Over the past few decades, research has continued to produce data that partners and spouses of individuals with chronic illness experience more physical health problems than among partners and spouses of healthy individuals (Bigatti & Cronan, 2002). Due to the psychological and emotional investment partners and spouses have to the relationship and to their significant other dealing with a chronic illness, there becomes a high probability that physical symptoms emerge as a result of this investment. Indeed, Bigatti and Cronan’s findings show a strong correlation between emotional distress and physical symptoms; for example, backaches, arthritis, acute and chronic pain, insomnia, ulcers, and high blood pressure, to name a few from a long list. Given that these conditions are reported more often in the geriatric population (Verhaeghen, Borchelt & Smith, 2003; Yonan & Wegener, 2003), would assigning the concept of “growing old” be accurate in its origins, or could it be that the investment places this population in a higher risk category? If the latter is true, than susceptibility becomes intimately linked to psychological and emotional factors, and as such, creates legitimately to one’s symptoms as a true illness in the absence of tangible evidence. Thus, the gap between structural and functional diseases begins to close.
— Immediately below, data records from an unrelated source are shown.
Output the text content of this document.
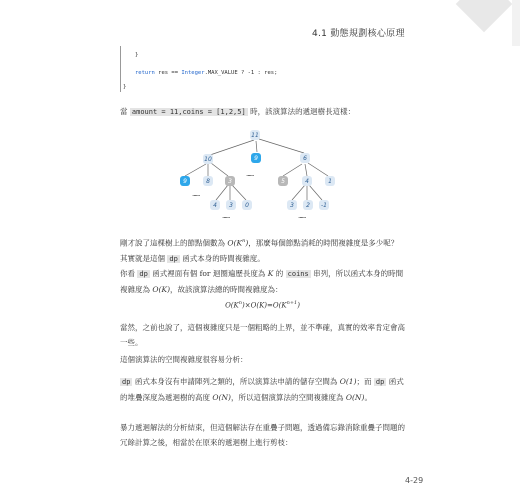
4.1 動態規劃核心原理
}
return res == Integer.MAX_VALUE ? -1 : res;
}
當 amount = 11,coins = [1,2,5] 時，該演算法的遞迴樹長這樣：
11
10	9	6
9	8	3	5	4	1
4	3	0	3	2	-1
......
......
......	......
剛才說了這棵樹上的節點個數為 $O(K^n)$，那麼每個節點消耗的時間複雜度是多少呢？其實就是這個 dp 函式本身的時間複雜度。
你看 dp 函式裡面有個 for 迴圈遍歷長度為 K 的 coins 串列，所以函式本身的時間複雜度為 O(K)，故該演算法總的時間複雜度為：
$O(K^n)\times O(K)=O(K^{n+1})$
當然，之前也說了，這個複雜度只是一個粗略的上界，並不準確，真實的效率肯定會高一些。
這個演算法的空間複雜度很容易分析：
dp 函式本身沒有申請陣列之類的，所以演算法申請的儲存空間為 O(1)；而 dp 函式的堆疊深度為遞迴樹的高度 O(N)，所以這個演算法的空間複雜度為 O(N)。
暴力遞迴解法的分析結束，但這個解法存在重疊子問題，透過備忘錄消除重疊子問題的冗餘計算之後，相當於在原來的遞迴樹上進行剪枝：
4-29
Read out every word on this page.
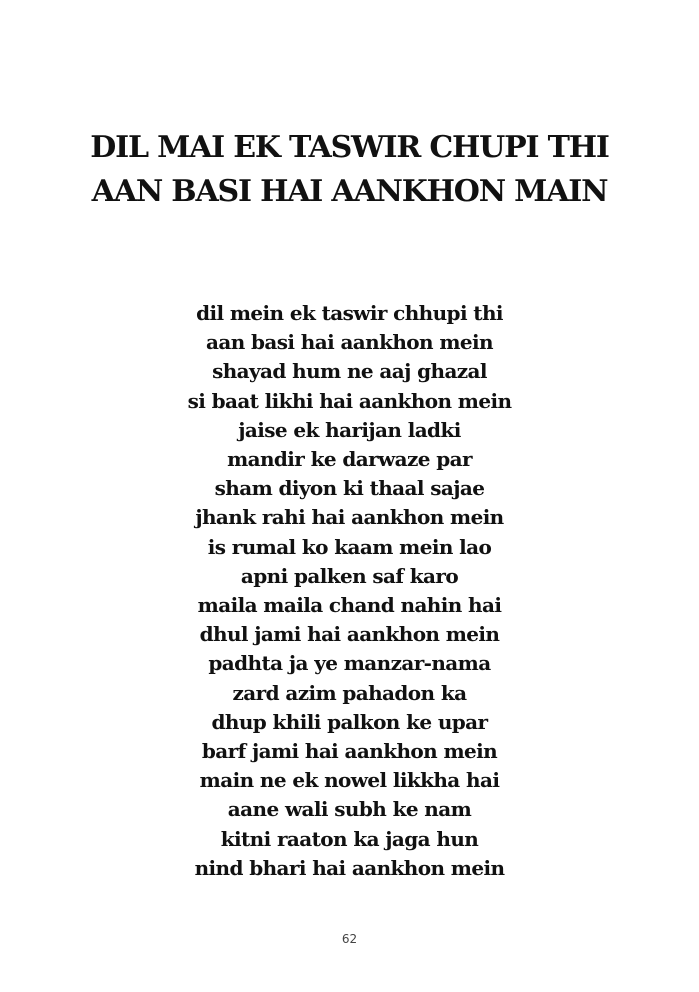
DIL MAI EK TASWIR CHUPI THI
AAN BASI HAI AANKHON MAIN
dil mein ek taswir chhupi thi
aan basi hai aankhon mein
shayad hum ne aaj ghazal
si baat likhi hai aankhon mein
jaise ek harijan ladki
mandir ke darwaze par
sham diyon ki thaal sajae
jhank rahi hai aankhon mein
is rumal ko kaam mein lao
apni palken saf karo
maila maila chand nahin hai
dhul jami hai aankhon mein
padhta ja ye manzar-nama
zard azim pahadon ka
dhup khili palkon ke upar
barf jami hai aankhon mein
main ne ek nowel likkha hai
aane wali subh ke nam
kitni raaton ka jaga hun
nind bhari hai aankhon mein
62
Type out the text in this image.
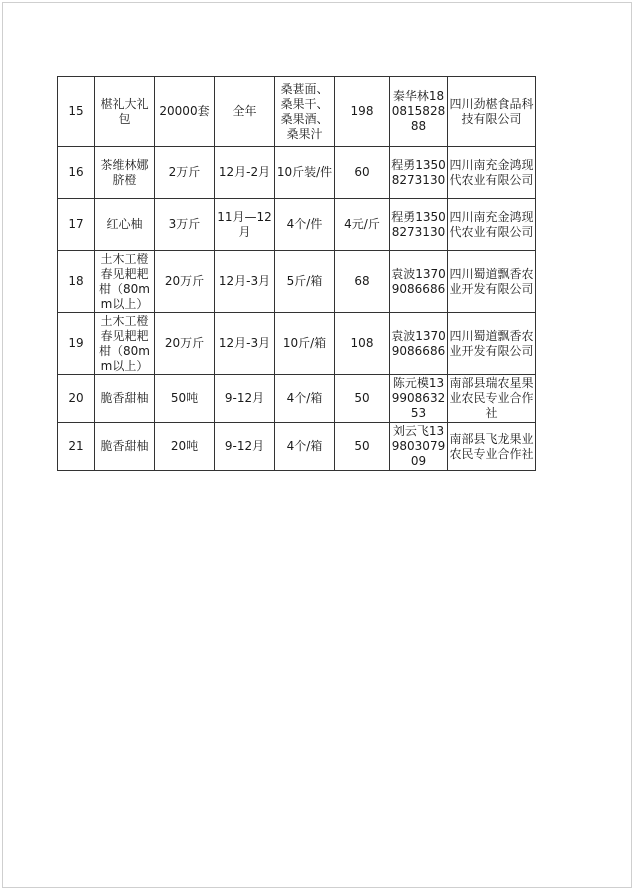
15	椹礼大礼包	20000套	全年	桑葚面、桑果干、桑果酒、桑果汁	198	秦华林18081582888	四川劲椹食品科技有限公司
16	茶维林娜脐橙	2万斤	12月-2月	10斤装/件	60	程勇13508273130	四川南充金鸿现代农业有限公司
17	红心柚	3万斤	11月—12月	4个/件	4元/斤	程勇13508273130	四川南充金鸿现代农业有限公司
18	土木工橙春见耙耙柑（80mm以上）	20万斤	12月-3月	5斤/箱	68	袁波13709086686	四川蜀道飘香农业开发有限公司
19	土木工橙春见耙耙柑（80mm以上）	20万斤	12月-3月	10斤/箱	108	袁波13709086686	四川蜀道飘香农业开发有限公司
20	脆香甜柚	50吨	9-12月	4个/箱	50	陈元模13990863253	南部县瑞农星果业农民专业合作社
21	脆香甜柚	20吨	9-12月	4个/箱	50	刘云飞13980307909	南部县飞龙果业农民专业合作社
Another area being generated in current research within the elderly population that surrounds a possible psychogenic development of illness involves the role of cognitive decline on the development of somatic disorders (Verhaeghen et al., 2003). Specifically, Verhaeghen et al. report that, after the age of 70, there is an increase in somatic disorders, for example, cardiovascular disease and diabetes that coincide with a decline in cognitive functioning (e.g., perceptual speed, memory, fluency, and knowledge). While their work found that, after controlling for age, SES, sex, and dementia status, cognitive factors were negatively associated with the development of disease, there was a strong link between cognition and health status. One possible explanation for this is that cognitive functioning affects health status through psychological and psychosocial factors, with the potential of the reverse also occurring. Specifically, and particularly in the aging population, psychosocial stressors could contribute to the decline in cognitive functioning which, in turn, would lead to a decline in overall health and [positive] health behaviors and thus place the individual at a higher risk for the development of somatic diseases.

The brief examples above begin to challenge deeply ingrained cultural and societal beliefs surrounding the idea that a true disease occurs only in the presence of identifiable pathology. A challenge in our understanding of health status within the elderly and very elderly population should also be occurring when one considers the fact that a decline in health does not arise out of a determined path, but rather, the decline emerges from a set of psychological and social factors that are possibly appraised incorrectly by the aging individual. To be sure, this appraisal is grounded and reinforced through the ingrained cultural and societal beliefs, and that this process has been occurring over the length of the individual’s lifespan. 
 

References

Bigatti, S. M. & Cronan, T. A. (2002). An examination of physical health, health care use, and psychological well-being of spouses of people with fibromyalgia syndrome. Health Psychology, 21(2), 157-166.

Smith, B. W. & Zautra, A. J. (2002). The role of personality in exposure and reactivity to interpersonal stress in relation to arthritis disease activity and negative affect in women. Health Psychology, 21(1), 81-88.

Verhaeghen, P., Borchelt, M. & Smith, J. (2003). Relation between cardiovascular and metabolic disease and cognition in very old age: cross-sectional and longitudinal findings from the Berlin again study. Health Psychology, 22(6), 559-569.

Yonan, C. A. & Wegener, S. T. (2003). Assessment and management of pain in the older adult. Rehabilitation Psychology, 48(1), 4-13.